The Centers for Medicare and Medicaid Services, the government agency that runs Medicare, plans to post on its website detailed information about how many visits and procedures individual health professionals billed the program for in 2012, and how much they were paid.
So, what's out there?
As it stands, patients can go to websites such as Yelp or Healthgrades to read reviews of their doctors submitted by other patients. They can go to the websites of state medical boards to find out whether a doctor has faced disciplinary action. If they're really adventurous, they can seek out lawsuit filings.
At its website, ProPublica maintains a database on which patients can check whether their doctors have received payments or gifts from any of more than a dozen pharmaceutical companies. Another ProPublica database allows patients to look at whichmedications a doctor has prescribed to patients in Medicare's prescription drug program. The data enables patients to compare doctors with their peers, seeing if they have unusual practices or conflicts of interest.
This fall, under a little-debated part of the Affordable Care Act, the federal government will release data on personal, promotional and research payments to doctors from all pharmaceutical and medical device companies. Armed with this information, patients will be able to at least ask whether their doctors have prescribed a drug because it is the best one for their patients - or because of a financial relationship.
It's important to remember, though, that data can sometimes be misleading. There's a big difference between, say, a hospice doctor giving almost every patient a narcotic and a podiatrist doing the same thing.
As my colleagues and I at ProPublica learned, seeming anomalies are sometimes easily explained. One Alaska nurse practitioner, for example, appeared to write an excessive number of orders for antipsychotics. But when we reached her to ask why, she told us that she wrote prescriptions for only a few days at a time to monitor patients' responses. Her explanation was borne out in the data.
These new tools all have limits. They won't tell you whether one doctor's patients are sicker than another's and need different therapies. They won't tell you about a doctor's bedside manner or willingness to return a phone call at 3 a.m. They won't tell you about a doctor's surgical skill.

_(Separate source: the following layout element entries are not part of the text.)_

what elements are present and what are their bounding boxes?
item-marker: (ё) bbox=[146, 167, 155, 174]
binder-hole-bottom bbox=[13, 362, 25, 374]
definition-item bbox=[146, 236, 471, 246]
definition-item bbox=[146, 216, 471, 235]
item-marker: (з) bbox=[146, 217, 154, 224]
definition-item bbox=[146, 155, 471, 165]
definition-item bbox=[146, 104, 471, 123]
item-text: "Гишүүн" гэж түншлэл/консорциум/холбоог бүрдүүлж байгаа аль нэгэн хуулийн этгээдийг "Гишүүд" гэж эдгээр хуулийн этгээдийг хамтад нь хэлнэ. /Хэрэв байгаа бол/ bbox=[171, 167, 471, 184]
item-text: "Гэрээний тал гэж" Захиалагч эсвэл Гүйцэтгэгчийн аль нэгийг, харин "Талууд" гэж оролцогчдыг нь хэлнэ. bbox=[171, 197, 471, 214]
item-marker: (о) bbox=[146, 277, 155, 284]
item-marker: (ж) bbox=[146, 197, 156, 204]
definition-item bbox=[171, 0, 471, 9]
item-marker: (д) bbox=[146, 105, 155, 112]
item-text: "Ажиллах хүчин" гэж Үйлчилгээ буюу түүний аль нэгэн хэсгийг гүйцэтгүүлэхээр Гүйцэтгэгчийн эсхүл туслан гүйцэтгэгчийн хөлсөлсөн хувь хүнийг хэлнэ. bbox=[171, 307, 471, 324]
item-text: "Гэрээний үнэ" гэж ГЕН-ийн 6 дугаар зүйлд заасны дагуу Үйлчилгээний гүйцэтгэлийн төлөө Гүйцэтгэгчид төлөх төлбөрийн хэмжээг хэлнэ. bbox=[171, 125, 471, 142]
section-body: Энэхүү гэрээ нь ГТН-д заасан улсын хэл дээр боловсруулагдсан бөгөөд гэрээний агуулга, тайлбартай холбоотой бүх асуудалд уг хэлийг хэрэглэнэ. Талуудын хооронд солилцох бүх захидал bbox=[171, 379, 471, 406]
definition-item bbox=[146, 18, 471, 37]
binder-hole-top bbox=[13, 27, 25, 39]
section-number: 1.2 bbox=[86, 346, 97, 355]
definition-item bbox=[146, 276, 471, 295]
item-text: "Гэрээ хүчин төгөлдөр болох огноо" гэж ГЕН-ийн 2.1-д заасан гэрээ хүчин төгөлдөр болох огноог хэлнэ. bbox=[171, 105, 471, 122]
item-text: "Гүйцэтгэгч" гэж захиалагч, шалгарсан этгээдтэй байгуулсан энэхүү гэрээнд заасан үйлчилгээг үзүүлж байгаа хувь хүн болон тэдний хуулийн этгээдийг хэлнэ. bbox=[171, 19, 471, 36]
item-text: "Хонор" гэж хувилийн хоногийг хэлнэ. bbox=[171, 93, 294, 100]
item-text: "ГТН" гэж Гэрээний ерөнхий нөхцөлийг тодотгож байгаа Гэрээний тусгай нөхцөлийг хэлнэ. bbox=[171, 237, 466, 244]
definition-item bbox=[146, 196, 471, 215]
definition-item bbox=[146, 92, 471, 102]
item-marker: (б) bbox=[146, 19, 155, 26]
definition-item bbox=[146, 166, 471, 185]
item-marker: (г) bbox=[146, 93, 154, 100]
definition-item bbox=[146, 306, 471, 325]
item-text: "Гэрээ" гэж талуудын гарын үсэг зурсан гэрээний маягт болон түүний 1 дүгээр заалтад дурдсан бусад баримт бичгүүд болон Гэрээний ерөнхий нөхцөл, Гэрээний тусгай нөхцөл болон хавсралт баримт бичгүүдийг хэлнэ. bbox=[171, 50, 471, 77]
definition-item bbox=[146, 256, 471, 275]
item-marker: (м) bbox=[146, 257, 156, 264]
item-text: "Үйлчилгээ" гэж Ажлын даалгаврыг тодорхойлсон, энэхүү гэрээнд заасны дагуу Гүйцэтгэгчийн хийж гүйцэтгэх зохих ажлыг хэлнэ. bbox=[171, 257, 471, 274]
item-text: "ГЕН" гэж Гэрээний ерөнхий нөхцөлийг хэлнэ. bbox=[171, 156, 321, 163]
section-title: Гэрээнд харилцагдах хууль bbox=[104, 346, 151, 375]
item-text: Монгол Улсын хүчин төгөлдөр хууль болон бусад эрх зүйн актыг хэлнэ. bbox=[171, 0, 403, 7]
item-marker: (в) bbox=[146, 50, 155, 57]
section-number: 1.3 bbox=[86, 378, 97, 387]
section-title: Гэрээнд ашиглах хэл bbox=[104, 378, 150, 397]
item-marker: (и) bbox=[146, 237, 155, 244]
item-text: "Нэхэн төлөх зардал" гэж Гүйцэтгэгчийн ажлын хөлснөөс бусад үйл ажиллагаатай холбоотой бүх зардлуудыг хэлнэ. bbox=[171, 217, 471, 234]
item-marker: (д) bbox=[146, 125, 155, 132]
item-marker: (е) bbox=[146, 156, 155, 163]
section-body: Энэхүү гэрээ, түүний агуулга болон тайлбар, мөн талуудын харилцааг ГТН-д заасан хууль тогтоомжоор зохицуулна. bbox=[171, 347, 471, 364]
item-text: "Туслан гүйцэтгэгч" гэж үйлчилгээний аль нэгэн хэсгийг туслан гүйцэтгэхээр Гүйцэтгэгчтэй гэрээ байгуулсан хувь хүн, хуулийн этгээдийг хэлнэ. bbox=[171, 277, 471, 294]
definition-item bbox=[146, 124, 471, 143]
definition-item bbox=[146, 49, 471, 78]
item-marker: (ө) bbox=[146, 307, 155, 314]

It's also far from certain whether patients will embrace the tools. Currently, an array of information is available about hospitals and nursing homes, but it's unclear that it has made much of a difference in where patients seek care. Some people would simply prefer to make decisions the old-fashioned way, relying on community networks rather than data.
Still, our experience in making data available suggests lots of people are eager to use this information to drive healthcare choices. Millions have visited our Prescriber Checkup andDollars for Docs news applications.
Moreover, despite grumbling from the American Medical Association and others in the medical establishment, the healthcare system has not collapsed because patients are learning more about their providers.
We're still a ways off from having enough information to do an overall comparison of the quality of care from one physician to another. But Medicare should be applauded for its new release of data, and it should continue to do more. It should also encourage private insurers and other public programs to follow suit.
Access to information is crucial if patients are to have any hope of answering that most basic of questions: How does my doctor practice medicine?